I Live In A Sexless Marriage Already... But I'm Getting Married In July...I hope that in writing this, I'm not sending all of my heart into the open, only to get nothing in return... I have raked the internet for any and all hope and help for our relationship, and somehow I was led to this site. I hope this was not a coincidence.
A bit about me: I am 22 years old, and I am getting married in July. My fiance and I are such a team, and we enjoy each other's company, but we lack that physical intimacy... I've seen so many people complain that they are intimate with their husband only once a week---shew, I'd be happy with once a month! In the beginning, we had great sex, we were with each other all the time, and we had no complaints in that department. We'd always love to find something new to "experiment" with. now, it has seemed to drop off... in the past year I think we've been intimate maybe only 8 times or so... This hurts me SO badly. I've tried EVERYTHING, and I get accused of being "clingy" and "always focused on sex" and all of those negative comments---you get the picture. It seems to consume my life... The only time I get relief from it is at school ( I am a teacher) when I am so focused on my kiddos, I can't think of anything else. It is a sanctuary for me, much more than my own home.
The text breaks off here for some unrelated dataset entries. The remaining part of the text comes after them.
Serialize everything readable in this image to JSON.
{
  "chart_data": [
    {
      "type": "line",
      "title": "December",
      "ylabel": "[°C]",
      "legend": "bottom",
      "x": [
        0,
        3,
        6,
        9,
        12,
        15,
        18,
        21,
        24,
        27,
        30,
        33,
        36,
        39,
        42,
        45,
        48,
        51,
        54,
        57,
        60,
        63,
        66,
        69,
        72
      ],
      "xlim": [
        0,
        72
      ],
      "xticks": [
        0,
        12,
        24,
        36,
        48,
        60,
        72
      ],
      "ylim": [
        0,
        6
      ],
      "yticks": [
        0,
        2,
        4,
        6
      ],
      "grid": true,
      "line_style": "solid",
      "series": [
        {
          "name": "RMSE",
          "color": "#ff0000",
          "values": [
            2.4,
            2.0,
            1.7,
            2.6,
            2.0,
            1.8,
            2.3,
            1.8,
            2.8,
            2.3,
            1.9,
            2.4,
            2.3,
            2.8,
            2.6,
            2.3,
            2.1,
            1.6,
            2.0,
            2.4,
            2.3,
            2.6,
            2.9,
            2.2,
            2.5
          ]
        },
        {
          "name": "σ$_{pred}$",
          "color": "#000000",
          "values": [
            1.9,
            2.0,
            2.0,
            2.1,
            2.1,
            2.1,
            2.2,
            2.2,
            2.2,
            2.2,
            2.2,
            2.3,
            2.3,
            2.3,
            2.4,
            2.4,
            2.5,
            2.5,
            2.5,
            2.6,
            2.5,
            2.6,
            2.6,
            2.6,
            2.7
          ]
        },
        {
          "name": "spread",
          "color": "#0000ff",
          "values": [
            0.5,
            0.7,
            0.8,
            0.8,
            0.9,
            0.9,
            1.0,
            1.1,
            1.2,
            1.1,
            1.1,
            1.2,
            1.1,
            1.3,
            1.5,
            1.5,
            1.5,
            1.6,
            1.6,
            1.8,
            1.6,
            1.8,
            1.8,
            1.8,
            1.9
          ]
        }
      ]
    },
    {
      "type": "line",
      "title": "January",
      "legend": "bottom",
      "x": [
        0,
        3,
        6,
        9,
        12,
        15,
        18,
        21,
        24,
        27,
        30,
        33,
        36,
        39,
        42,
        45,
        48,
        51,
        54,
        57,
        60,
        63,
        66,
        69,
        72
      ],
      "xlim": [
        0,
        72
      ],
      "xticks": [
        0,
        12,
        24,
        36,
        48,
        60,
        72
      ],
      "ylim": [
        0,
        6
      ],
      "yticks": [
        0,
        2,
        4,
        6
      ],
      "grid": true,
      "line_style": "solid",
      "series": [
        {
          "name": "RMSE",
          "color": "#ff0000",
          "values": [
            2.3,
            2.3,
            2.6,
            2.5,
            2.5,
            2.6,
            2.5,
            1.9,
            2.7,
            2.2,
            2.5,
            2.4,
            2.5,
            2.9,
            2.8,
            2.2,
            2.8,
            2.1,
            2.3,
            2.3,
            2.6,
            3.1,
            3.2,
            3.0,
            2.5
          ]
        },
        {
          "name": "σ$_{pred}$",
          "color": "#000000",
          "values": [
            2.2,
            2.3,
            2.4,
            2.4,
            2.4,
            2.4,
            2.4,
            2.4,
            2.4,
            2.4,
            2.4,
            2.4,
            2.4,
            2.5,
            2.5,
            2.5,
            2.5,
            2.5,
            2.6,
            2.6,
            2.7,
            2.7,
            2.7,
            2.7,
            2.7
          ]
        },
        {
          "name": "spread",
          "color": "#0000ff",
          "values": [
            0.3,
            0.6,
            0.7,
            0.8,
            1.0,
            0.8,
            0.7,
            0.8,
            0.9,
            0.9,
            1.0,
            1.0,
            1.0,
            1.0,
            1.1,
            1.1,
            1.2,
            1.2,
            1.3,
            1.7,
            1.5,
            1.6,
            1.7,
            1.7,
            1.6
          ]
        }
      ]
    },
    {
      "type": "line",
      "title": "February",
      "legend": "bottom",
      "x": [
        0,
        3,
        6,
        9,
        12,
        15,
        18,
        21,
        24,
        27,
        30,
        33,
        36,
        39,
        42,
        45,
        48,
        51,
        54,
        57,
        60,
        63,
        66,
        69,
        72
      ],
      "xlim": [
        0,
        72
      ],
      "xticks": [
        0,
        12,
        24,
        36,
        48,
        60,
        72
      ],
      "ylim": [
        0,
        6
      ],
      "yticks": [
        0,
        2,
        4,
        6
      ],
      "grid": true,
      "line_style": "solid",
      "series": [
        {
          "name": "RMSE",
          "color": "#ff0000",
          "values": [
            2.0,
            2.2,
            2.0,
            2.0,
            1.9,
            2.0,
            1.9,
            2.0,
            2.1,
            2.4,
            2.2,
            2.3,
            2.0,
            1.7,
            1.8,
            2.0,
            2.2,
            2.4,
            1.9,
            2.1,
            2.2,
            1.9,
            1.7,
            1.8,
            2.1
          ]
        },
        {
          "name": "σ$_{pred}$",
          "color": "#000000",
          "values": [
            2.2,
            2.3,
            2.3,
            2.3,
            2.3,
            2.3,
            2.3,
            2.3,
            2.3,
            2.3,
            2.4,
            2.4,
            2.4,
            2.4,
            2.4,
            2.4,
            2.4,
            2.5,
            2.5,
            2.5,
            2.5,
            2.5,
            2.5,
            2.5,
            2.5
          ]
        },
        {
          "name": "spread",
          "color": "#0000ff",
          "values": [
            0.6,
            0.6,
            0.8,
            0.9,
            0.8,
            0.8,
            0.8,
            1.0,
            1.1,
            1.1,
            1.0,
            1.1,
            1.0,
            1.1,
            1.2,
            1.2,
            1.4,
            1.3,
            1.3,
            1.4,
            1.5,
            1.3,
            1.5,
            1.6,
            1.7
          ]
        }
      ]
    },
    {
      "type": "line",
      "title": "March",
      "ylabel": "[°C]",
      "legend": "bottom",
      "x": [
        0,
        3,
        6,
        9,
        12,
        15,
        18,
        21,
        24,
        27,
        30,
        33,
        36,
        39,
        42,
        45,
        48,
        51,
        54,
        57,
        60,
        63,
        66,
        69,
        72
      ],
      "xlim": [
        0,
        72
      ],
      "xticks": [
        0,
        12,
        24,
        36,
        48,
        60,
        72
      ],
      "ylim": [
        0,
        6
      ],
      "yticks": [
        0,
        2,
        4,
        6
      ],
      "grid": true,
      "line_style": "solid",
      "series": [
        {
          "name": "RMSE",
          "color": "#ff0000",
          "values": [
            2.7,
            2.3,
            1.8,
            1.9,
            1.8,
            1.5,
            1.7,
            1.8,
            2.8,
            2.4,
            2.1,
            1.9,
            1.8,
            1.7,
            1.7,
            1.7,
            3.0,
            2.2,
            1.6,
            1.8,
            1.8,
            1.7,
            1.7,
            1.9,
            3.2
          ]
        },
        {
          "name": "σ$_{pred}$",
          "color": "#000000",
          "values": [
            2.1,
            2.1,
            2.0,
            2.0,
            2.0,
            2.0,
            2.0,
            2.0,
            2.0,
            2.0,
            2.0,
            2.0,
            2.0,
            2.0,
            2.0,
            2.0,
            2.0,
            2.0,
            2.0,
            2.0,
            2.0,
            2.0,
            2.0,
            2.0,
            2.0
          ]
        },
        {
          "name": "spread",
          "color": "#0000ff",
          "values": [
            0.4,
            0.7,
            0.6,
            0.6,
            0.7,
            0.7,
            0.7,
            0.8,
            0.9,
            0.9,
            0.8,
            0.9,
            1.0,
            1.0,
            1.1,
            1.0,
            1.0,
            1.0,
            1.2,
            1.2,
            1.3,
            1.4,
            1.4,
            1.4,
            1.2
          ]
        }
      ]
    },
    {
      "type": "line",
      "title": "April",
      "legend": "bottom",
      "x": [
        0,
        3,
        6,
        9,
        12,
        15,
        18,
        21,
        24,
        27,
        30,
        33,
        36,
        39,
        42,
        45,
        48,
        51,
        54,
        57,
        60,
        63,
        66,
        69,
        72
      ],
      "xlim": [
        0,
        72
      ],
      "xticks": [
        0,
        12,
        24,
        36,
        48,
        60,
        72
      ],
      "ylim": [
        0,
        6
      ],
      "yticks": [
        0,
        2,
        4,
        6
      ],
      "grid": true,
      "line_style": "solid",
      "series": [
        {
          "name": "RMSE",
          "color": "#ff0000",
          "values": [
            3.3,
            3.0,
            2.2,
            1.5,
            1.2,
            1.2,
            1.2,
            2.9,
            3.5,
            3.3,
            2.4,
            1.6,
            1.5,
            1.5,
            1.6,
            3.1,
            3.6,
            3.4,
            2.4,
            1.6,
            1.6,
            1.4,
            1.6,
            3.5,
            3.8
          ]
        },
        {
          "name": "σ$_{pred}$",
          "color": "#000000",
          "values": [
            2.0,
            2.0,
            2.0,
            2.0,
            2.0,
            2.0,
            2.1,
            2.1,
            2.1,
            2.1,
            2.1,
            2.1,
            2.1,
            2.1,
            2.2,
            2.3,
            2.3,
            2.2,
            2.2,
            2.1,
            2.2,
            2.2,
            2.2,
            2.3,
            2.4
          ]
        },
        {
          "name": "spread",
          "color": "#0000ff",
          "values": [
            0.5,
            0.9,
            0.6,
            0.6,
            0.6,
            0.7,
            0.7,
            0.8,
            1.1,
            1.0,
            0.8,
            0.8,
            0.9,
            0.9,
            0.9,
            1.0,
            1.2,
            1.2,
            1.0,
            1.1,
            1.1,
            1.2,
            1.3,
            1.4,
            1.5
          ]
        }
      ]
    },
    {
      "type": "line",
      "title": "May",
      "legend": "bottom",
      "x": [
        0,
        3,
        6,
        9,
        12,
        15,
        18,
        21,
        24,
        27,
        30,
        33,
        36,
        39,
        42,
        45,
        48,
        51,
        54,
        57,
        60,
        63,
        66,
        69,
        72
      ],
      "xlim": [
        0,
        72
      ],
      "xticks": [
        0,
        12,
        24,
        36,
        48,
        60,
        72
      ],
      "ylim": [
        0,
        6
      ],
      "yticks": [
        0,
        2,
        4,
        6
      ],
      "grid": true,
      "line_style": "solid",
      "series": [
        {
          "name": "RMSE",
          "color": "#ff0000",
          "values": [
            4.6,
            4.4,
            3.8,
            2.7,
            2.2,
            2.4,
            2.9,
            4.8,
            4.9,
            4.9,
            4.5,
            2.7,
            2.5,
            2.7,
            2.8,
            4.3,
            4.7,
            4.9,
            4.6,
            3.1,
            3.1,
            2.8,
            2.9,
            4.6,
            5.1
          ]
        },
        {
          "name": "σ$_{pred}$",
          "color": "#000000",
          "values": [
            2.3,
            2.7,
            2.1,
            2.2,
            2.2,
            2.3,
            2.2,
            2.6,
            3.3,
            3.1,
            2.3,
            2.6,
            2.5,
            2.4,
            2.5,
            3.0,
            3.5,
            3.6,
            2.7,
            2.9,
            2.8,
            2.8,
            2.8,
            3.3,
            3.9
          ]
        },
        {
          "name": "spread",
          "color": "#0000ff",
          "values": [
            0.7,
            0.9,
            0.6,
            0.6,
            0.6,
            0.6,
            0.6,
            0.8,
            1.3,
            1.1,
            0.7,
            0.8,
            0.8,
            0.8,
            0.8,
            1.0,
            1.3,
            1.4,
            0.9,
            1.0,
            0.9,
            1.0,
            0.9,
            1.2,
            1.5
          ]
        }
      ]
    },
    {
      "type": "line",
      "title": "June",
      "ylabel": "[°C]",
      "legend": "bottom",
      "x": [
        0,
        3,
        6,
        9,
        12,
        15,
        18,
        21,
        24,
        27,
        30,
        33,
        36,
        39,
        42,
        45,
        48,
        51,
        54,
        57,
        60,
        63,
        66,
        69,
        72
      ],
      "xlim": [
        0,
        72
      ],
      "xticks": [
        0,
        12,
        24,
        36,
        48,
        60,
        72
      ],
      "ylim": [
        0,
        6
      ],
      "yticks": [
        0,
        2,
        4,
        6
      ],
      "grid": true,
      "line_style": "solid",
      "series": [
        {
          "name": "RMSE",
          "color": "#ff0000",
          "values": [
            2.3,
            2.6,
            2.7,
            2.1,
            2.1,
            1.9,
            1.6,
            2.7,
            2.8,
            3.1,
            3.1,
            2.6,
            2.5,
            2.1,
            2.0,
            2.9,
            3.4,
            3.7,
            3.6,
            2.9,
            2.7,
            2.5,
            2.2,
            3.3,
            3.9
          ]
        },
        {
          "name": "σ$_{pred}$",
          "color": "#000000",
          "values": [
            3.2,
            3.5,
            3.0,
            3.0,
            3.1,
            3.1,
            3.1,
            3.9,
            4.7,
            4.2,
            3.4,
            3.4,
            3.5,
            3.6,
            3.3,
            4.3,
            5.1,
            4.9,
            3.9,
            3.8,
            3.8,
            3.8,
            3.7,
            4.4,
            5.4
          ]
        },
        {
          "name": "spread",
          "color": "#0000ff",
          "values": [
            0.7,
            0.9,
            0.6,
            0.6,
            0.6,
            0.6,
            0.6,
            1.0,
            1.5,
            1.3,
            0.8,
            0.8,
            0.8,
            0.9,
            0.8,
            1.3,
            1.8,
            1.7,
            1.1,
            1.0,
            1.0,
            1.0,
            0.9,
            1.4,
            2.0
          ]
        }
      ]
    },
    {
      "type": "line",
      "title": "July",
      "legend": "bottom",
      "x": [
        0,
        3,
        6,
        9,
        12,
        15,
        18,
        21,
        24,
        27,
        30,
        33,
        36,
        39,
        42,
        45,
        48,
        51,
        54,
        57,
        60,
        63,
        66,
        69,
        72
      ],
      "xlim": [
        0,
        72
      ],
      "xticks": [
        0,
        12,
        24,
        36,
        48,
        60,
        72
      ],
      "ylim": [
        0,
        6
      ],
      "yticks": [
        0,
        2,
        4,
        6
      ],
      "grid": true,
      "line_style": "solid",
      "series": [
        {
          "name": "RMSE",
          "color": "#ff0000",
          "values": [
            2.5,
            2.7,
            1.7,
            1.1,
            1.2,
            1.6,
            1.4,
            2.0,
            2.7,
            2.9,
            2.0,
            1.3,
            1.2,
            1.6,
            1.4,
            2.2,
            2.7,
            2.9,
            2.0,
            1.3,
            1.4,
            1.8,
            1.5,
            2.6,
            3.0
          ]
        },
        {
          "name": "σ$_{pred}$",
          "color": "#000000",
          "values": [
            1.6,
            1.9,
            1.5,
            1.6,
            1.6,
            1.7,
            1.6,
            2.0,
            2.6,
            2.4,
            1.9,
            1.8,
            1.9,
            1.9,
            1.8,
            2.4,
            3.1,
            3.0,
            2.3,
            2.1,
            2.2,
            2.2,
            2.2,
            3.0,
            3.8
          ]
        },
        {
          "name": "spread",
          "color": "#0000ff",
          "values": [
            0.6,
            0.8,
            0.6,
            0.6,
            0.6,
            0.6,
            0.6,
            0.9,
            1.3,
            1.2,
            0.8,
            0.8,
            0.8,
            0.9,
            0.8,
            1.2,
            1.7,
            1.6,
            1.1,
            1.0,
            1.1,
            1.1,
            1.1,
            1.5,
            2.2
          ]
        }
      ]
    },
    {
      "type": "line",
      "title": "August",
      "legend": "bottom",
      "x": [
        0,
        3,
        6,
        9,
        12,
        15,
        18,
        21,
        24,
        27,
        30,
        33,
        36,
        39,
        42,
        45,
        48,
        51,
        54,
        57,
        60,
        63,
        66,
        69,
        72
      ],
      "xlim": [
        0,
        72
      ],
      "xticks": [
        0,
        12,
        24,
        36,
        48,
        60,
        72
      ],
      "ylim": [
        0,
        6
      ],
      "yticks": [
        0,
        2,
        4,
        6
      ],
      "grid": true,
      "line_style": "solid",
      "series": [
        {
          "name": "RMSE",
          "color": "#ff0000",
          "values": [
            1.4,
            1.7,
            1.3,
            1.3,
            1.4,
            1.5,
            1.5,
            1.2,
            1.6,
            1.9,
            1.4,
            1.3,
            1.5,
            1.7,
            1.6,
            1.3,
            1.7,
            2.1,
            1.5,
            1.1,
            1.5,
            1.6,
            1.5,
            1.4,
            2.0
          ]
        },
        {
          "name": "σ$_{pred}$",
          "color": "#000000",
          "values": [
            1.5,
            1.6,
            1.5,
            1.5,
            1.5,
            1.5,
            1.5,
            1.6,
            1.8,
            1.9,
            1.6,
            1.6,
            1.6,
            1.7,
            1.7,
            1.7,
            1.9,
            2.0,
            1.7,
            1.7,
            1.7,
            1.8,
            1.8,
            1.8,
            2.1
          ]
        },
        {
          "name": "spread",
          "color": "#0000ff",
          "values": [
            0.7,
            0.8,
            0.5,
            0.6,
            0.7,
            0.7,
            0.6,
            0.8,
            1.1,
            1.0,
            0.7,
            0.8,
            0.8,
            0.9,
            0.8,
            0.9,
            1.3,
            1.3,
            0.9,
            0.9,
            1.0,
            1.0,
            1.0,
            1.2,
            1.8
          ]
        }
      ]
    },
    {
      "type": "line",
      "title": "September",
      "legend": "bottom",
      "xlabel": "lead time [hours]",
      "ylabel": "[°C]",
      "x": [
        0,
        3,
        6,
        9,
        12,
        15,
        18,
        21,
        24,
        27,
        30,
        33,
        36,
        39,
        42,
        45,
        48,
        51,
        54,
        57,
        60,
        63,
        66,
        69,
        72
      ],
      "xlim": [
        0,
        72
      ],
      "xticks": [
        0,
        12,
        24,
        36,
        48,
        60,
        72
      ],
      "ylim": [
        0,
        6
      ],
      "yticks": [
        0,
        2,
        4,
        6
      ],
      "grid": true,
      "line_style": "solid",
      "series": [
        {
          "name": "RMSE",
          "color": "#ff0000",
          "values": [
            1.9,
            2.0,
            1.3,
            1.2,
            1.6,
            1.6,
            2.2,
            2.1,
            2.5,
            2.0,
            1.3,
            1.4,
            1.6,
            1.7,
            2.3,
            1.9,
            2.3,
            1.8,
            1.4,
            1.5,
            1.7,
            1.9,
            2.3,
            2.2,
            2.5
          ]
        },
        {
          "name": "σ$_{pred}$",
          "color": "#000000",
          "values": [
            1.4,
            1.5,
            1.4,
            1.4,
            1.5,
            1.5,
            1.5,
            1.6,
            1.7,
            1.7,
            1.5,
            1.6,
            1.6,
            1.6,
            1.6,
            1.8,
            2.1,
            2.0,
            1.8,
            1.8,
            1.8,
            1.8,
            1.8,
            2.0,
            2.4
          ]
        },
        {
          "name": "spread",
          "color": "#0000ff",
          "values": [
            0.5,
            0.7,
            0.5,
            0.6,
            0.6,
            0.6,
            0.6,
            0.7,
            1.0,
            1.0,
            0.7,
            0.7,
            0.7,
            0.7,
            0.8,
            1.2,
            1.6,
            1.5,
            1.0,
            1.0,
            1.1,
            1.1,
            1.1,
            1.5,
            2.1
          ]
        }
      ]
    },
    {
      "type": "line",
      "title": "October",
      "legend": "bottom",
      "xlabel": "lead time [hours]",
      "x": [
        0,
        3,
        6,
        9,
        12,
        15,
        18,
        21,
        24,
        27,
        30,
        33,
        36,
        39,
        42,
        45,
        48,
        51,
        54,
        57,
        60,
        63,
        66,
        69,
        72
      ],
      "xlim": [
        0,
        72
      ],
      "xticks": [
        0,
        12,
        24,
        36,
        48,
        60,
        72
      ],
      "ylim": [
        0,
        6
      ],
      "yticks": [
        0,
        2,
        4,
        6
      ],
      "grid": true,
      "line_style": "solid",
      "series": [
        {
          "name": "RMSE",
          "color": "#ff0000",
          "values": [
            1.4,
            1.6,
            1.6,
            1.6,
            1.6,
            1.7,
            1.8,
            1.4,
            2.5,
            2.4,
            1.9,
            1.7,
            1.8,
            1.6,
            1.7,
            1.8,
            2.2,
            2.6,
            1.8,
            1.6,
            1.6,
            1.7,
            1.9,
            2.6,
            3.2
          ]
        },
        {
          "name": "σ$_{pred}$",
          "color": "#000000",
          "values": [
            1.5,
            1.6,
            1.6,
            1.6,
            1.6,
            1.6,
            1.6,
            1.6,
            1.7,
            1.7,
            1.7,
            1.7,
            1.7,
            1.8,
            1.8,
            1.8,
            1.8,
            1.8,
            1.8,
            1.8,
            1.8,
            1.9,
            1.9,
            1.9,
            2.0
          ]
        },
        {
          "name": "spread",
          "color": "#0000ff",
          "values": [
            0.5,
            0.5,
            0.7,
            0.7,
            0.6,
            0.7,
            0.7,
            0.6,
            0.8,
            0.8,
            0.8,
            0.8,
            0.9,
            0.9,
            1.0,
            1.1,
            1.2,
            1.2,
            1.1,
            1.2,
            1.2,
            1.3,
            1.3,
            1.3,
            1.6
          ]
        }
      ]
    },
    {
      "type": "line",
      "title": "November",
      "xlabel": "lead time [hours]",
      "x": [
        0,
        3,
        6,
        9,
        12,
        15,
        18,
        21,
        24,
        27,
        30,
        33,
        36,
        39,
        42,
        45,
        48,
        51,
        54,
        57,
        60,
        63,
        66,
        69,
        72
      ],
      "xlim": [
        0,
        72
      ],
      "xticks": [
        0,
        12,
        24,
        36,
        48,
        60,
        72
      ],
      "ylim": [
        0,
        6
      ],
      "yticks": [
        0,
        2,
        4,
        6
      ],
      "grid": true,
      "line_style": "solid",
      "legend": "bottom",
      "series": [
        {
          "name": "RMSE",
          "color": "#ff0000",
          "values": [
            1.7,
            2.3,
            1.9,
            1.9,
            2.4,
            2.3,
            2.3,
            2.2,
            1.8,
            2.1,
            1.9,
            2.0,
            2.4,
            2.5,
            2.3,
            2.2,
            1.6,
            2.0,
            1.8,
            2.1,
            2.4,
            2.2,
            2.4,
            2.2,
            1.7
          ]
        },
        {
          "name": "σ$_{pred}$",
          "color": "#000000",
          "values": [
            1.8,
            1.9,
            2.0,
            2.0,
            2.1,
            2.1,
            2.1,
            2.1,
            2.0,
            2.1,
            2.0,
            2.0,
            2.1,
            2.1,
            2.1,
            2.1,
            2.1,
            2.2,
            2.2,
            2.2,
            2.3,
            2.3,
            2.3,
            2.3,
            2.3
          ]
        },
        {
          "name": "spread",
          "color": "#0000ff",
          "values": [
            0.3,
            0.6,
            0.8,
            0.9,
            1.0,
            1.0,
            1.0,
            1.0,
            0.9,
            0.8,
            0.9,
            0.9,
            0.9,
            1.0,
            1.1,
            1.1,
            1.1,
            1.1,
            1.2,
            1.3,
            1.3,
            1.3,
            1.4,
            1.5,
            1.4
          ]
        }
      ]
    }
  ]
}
Every few months, my fiance travels for work. He's usually gone for about 3-4 days and then home for 3-4 days, and so on and so forth. Once, when he was gone, I was so upset and crying because I felt unloved and not beautiful. I cried and wished that I could be skinny, like all of those girls I know he is watching on the internet. But, I remembered that I had a bustier that I used to wear for him when we used to be intimate together, so I thought I would dig it out (it was actually stuffed into the trunk) and see if it still fit me. To my surprise, it fit nicely, and it actually looked good on me. I was so excited and happy and ready for him to come home so I could show it off. I rewarded myself that night with some "me time"---my favorite drink and movie. That morning, I went and bought some new (even sexier) lingerie, and I had a fantastic idea. I would take a picture of myself and text it to my fiance just before he got on the plane---that way, he'd be aching to have me. I've never done anything of that magnitude before, and I thought that it was the "spark" that we might need to get this rolling again. I sent it to him, and minutes later I get the reponse : "it looks good, but sex might have to wait until tomorrow." really? this is all you can say? it really hurt that he took more words to explain why he couldnt than to tell me it looked good. I sunk to the floor in tears. Earlier that day, I had felt sexy and beautiful for the first time in a long time. And then, in that moment, I felt so worthless and stupid for even trying something like that. I felt silly and stupid, and not sexy anymore, and I just wanted to burn the stupid thing. I just wanted him to desire me. I wanted him to be aching for me so much, that he couldnt wait to see me.
I gave it time--Maybe be is just tired. it's been three months since that day, and he hasn't mentioned the lingerie (or sex) since then. I've left hints, I've tried to initiate, but all I get is that he is too tired, or it is too late, or i am too clingy, or i only think about sex, or "why can't you just be happy?". I wish I could be content, but it just eats me up inside. I've resorted to just keeping my mouth shut, and trying to figure it out. I just wish I knew what to do... and I hope I find help (or at least a friend) here.
Why can't I just feel wanted, for once in my life?